In an unexpected move, the House voted to revive the Senate’s $30.8 billion budget yesterday, which many thought was dead after a pension reform bill went down in defeat last weekend.
The vote is already proving controversial, with lawmakers accusing their colleagues of “ghost voting” in order to advance the legislation. A final vote on the bill is expected today. If it passes, it will be sent to the governor.
The bill includes significant spending increases in education and human services, along with $85 million for programs known for funding WAMs or “Walking Around Money.” In total, the budget represents a nearly $1.75 billion increase in government spending.
How do lawmakers plan to fund this growth in government spending?
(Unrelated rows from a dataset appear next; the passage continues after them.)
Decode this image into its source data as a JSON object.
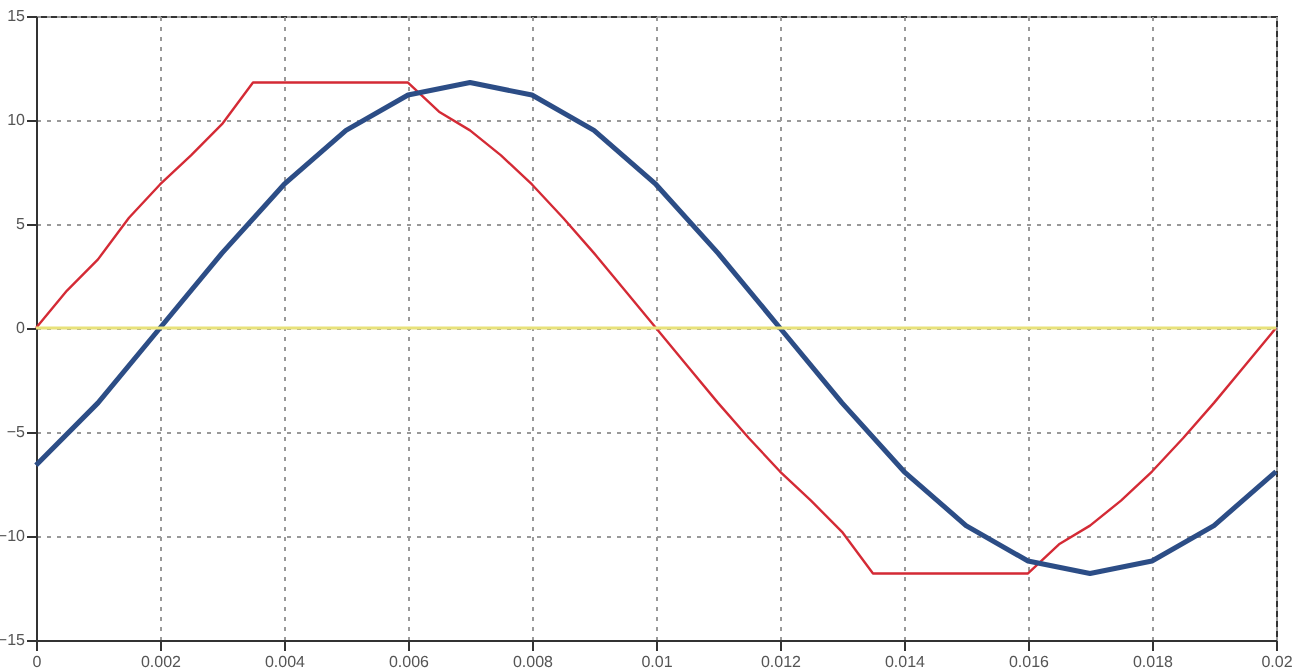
{
  "chart_data": {
    "type": "line",
    "xlim": [
      0,
      0.02
    ],
    "ylim": [
      -15,
      15
    ],
    "xticks": [
      0,
      0.002,
      0.004,
      0.006,
      0.008,
      0.01,
      0.012,
      0.014,
      0.016,
      0.018,
      0.02
    ],
    "yticks": [
      -15,
      -10,
      -5,
      0,
      5,
      10,
      15
    ],
    "grid": true,
    "line_style": "solid",
    "ref_lines": [
      {
        "axis": "y",
        "value": 0,
        "color": "#e8e27a"
      }
    ],
    "series": [
      {
        "color": "#d42a35",
        "x": [
          0,
          0.0005,
          0.001,
          0.0015,
          0.002,
          0.0025,
          0.003,
          0.0035,
          0.004,
          0.0045,
          0.005,
          0.0055,
          0.006,
          0.0065,
          0.007,
          0.0075,
          0.008,
          0.0085,
          0.009,
          0.0095,
          0.01,
          0.0105,
          0.011,
          0.0115,
          0.012,
          0.0125,
          0.013,
          0.0135,
          0.014,
          0.0145,
          0.015,
          0.0155,
          0.016,
          0.0165,
          0.017,
          0.0175,
          0.018,
          0.0185,
          0.019,
          0.0195,
          0.02
        ],
        "values": [
          0,
          1.8,
          3.3,
          5.3,
          6.9,
          8.3,
          9.8,
          11.8,
          11.8,
          11.8,
          11.8,
          11.8,
          11.8,
          10.4,
          9.5,
          8.3,
          6.9,
          5.3,
          3.6,
          1.8,
          0,
          -1.8,
          -3.6,
          -5.3,
          -6.9,
          -8.3,
          -9.8,
          -11.8,
          -11.8,
          -11.8,
          -11.8,
          -11.8,
          -11.8,
          -10.4,
          -9.5,
          -8.3,
          -6.9,
          -5.3,
          -3.6,
          -1.8,
          0
        ]
      },
      {
        "color": "#2c4d86",
        "x": [
          0,
          0.001,
          0.002,
          0.003,
          0.004,
          0.005,
          0.006,
          0.007,
          0.008,
          0.009,
          0.01,
          0.011,
          0.012,
          0.013,
          0.014,
          0.015,
          0.016,
          0.017,
          0.018,
          0.019,
          0.02
        ],
        "values": [
          -6.6,
          -3.6,
          0,
          3.6,
          6.9,
          9.5,
          11.2,
          11.8,
          11.2,
          9.5,
          6.9,
          3.6,
          0,
          -3.6,
          -6.9,
          -9.5,
          -11.2,
          -11.8,
          -11.2,
          -9.5,
          -6.9
        ]
      }
    ]
  }
}
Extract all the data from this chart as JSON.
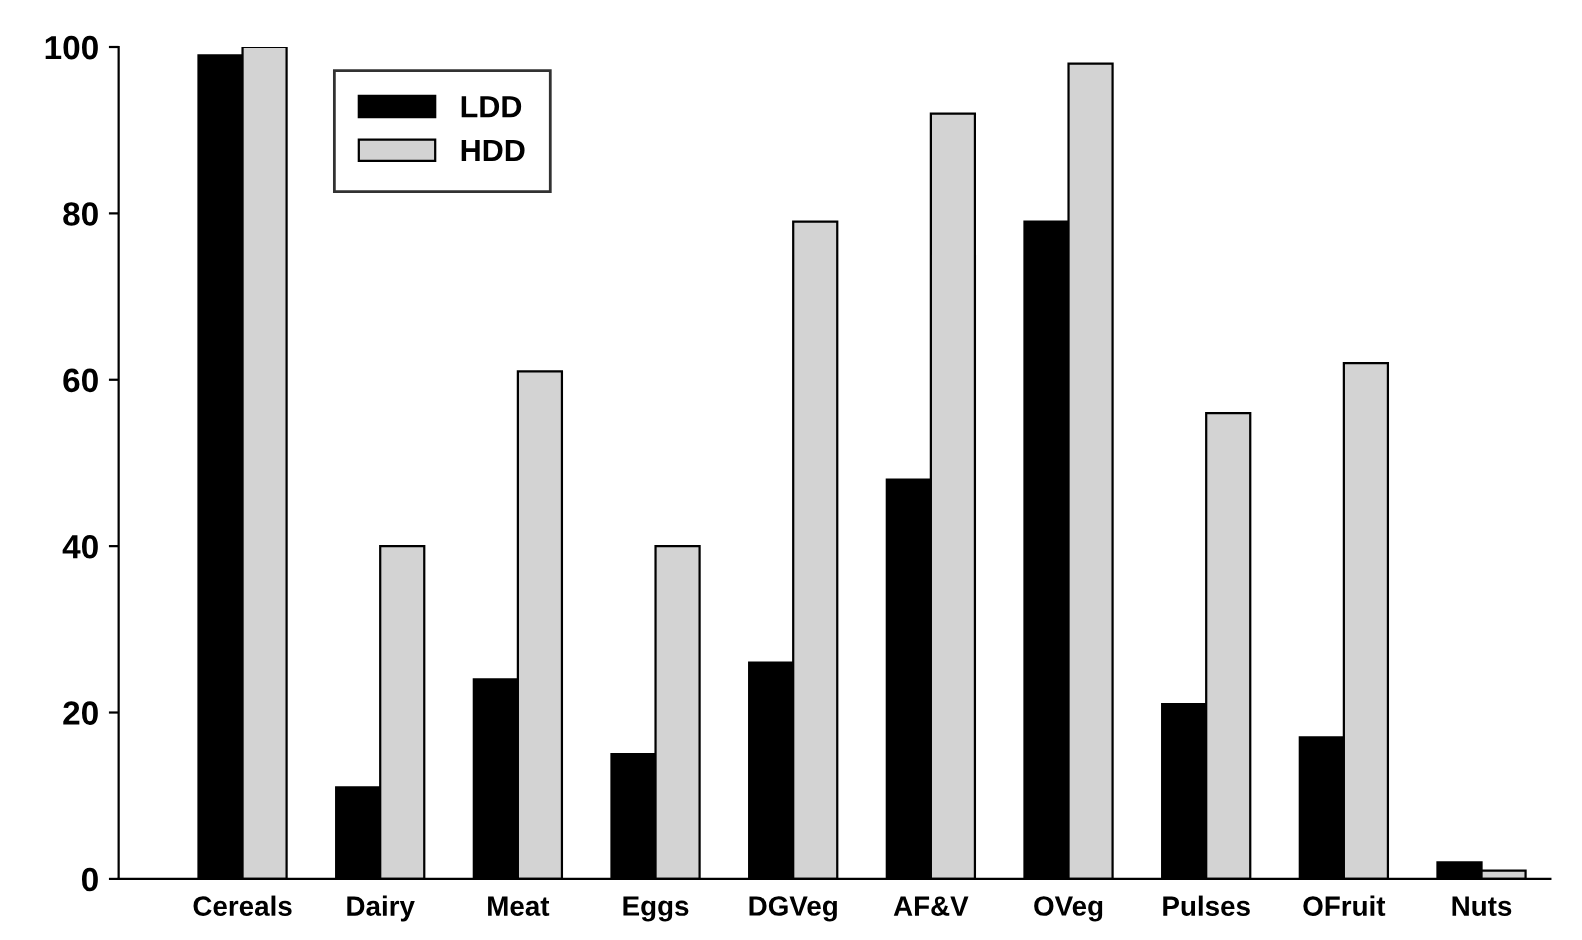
{
  "chart_data": {
    "type": "bar",
    "categories": [
      "Cereals",
      "Dairy",
      "Meat",
      "Eggs",
      "DGVeg",
      "AF&V",
      "OVeg",
      "Pulses",
      "OFruit",
      "Nuts"
    ],
    "series": [
      {
        "name": "LDD",
        "color": "#000000",
        "values": [
          99,
          11,
          24,
          15,
          26,
          48,
          79,
          21,
          17,
          2
        ]
      },
      {
        "name": "HDD",
        "color": "#d3d3d3",
        "values": [
          100,
          40,
          61,
          40,
          79,
          92,
          98,
          56,
          62,
          1
        ]
      }
    ],
    "ylim": [
      0,
      100
    ],
    "yticks": [
      0,
      20,
      40,
      60,
      80,
      100
    ],
    "grid": false,
    "legend": "top left"
  }
}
By raising your taxes in some form or another. However, neither legislative chamber has yet to vote on a tax package to pay for the $30.8 billion budget. It is widely seen as the heaviest lift of all the budget-related bills.
As we pointed out last week, potential tax increase proposals include raising the sales tax, eliminating sales tax exemptions, raising the income tax, hiking tobacco taxes, bank taxes, and insurance taxes, along with the imposition of new fees on businesses and limiting the business “vendor discount.”
The final tax package could reach $2.3 billion over two years, according Charles Thompson of PennLive. The increase would add to Pennsylvania’s excessive tax burden—the 10th highest in the country—and only worsen the state’s already poor business climate.
Sadly, this is not the first debate over a Christmastime tax increase. In 2003, Gov. Ed Rendell was able to convince a Republican-controlled legislature to raise the Personal Income Tax. Lawmakers still have an opportunity to avoid making the same mistake.
Ramming through an enormous spending bill two days before Christmas is neither good policy nor good politics.